Corrosion samples of Alloy No. 6 which were exposed to plant phosphoric acid at 80° C. at a fertiliser plant in South Africa, corroded at a rate of less than 0.1 mm/a. The analysis of the acid is as follows:
P2 O5 =42.4%
H2 SO4 =3.0%
Cl- =400 mg/l
It is envisaged that other platinum group metals will exhibit a similar effect.
Also the chromium content of the stainless steel may be varied widely.
One preferred alloy has the composition:
______________________________________chromium 29% by weightmolybdenum 4% by weightnickel 2% by weightruthenium 0.2% by weightniobium + titanium 0.6% by weight______________________________________
This preferred composition is also based on the modification of the composition of an existing commercial alloy (prior art alloy no. 1). This modification does not change the mechanical and physical properties of this alloy that has been proven commercially successful.
One preferred method of platinum group metal addition to the alloy is by means of a nickel-platinum group metal master alloy. This has the advantages that the platinum group metal is more easily distributed throughout the alloy and that the platinum group metal content can be easily calculated from the nickel content. It has been shown that this is a viable method in which to calculate the platinum group metal content.
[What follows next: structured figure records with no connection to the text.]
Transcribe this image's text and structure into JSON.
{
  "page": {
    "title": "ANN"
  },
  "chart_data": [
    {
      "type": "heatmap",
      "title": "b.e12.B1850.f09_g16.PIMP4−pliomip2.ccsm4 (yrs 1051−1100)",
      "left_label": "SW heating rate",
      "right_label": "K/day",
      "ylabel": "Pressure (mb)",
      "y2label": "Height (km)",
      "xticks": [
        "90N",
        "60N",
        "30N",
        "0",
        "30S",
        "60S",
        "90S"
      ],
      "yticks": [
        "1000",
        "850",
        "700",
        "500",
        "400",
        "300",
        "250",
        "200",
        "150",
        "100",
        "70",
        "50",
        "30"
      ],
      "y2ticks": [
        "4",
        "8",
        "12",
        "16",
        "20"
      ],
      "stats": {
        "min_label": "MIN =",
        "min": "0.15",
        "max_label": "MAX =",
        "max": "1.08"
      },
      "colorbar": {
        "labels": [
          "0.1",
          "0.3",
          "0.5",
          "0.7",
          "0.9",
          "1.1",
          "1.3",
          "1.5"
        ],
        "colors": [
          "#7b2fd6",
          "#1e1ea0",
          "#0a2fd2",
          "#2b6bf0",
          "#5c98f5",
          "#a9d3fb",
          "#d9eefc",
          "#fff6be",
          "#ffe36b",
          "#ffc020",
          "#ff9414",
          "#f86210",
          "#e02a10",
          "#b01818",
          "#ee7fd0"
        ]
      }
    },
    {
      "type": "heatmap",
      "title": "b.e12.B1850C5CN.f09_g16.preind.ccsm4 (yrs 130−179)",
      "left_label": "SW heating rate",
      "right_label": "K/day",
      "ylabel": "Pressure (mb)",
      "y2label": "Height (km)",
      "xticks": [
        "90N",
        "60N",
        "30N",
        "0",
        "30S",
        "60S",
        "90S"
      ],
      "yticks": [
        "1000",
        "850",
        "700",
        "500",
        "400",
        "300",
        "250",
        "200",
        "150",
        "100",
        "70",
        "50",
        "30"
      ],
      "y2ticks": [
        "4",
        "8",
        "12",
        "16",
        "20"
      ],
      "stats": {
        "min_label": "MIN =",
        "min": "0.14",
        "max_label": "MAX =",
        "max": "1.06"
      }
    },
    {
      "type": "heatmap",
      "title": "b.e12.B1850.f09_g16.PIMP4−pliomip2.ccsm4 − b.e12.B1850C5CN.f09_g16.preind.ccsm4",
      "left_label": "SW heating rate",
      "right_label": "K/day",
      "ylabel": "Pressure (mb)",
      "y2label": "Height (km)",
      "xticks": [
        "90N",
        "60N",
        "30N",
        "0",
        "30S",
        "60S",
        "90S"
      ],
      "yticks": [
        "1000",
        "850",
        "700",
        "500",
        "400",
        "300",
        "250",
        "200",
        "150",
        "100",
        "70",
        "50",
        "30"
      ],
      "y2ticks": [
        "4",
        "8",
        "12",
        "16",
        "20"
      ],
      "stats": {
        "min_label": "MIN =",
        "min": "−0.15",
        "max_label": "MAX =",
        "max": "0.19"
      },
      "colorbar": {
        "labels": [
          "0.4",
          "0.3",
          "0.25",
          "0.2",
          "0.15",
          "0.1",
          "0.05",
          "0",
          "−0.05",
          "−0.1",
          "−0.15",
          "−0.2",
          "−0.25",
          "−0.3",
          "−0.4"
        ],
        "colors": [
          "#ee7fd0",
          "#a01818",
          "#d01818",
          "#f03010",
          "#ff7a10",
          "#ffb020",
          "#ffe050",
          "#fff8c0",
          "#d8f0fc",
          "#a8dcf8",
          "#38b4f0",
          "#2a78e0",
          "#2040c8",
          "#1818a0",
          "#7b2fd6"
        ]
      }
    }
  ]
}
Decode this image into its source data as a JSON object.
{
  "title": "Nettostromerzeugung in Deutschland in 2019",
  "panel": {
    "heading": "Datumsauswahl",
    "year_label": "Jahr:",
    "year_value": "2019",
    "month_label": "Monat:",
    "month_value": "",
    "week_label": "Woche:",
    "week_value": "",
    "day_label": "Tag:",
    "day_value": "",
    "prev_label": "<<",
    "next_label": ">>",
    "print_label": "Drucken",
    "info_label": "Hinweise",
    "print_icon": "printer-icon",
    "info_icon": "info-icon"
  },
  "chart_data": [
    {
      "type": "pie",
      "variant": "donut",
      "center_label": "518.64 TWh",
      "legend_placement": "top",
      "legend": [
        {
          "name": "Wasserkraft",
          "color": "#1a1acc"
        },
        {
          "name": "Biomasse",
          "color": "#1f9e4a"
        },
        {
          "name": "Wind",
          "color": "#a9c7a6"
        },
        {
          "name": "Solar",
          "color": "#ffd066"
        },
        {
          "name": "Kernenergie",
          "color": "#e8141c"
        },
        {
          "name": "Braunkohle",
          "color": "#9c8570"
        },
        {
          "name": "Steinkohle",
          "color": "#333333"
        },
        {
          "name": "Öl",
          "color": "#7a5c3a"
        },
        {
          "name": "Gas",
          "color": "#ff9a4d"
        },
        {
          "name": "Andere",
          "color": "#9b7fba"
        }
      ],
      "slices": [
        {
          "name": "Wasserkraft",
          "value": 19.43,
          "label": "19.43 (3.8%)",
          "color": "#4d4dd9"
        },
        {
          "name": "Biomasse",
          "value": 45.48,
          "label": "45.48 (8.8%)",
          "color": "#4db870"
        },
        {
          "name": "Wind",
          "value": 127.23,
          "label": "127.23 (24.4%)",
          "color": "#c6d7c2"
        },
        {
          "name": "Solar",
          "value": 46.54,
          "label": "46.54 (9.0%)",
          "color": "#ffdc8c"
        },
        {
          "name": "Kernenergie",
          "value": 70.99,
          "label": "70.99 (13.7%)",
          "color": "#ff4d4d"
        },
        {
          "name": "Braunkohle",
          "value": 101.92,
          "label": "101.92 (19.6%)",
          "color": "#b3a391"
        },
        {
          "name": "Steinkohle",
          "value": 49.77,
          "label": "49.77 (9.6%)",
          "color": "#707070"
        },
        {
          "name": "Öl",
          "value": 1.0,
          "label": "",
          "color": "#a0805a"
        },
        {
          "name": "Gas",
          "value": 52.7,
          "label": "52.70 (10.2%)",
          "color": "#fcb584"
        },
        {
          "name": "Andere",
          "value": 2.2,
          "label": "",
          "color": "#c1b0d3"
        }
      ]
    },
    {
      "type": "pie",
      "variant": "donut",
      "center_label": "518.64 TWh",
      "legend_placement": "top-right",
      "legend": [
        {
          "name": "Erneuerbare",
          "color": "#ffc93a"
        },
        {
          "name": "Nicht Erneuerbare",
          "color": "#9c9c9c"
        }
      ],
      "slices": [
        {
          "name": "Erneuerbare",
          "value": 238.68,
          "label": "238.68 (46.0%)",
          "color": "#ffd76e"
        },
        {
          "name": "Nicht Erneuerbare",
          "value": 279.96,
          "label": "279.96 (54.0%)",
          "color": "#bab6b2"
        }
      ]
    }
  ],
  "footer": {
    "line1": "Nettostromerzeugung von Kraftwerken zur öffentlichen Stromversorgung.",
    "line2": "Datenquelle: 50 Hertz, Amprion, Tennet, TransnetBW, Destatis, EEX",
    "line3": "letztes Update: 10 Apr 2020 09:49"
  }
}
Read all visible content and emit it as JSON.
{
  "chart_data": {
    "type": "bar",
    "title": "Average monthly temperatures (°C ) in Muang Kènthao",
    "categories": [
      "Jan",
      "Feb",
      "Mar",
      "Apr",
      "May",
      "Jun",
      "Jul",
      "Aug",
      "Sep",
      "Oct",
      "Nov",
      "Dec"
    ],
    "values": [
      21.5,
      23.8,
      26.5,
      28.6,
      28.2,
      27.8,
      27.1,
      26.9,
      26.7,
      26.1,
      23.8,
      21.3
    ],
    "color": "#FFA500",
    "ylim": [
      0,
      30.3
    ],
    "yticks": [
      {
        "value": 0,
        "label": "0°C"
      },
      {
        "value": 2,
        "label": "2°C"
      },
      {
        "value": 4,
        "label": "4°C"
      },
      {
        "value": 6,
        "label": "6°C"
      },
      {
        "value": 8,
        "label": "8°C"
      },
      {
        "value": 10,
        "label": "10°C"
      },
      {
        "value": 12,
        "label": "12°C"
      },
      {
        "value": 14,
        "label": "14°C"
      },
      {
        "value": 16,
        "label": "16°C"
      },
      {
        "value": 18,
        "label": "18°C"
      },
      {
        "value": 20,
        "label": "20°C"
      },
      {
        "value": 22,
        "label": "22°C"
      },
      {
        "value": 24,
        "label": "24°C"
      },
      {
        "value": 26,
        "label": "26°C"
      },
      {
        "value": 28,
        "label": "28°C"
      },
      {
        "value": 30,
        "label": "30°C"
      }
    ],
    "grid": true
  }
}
An alternative would be to directly analyse the platinum group metal content which is a complex technique.
Autogenous welding tests on alloy no. 5 indicate no deterioration in the intergranular corrosion resistance and impact toughness.
The invention can, therefore, utilise existing knowledge relating to the mechanical properties, steelmaking and processing of the steel, since the small ruthenium or other platinum group metal addition does not have a significant effect on these.
Typical applications envisaged for stainless steels of this invention are:
a) absorption towers, heat exchangers, pump and vessels in the sulphuric acid and phosphoric acid industries,
b) sea water heat exchangers,
c) biomedical implants, and
d) flue gas desulphurisation (FGD) applications.
The invention therefore provides a range of stainless steels exhibiting greatly enhanced corrosion resistance.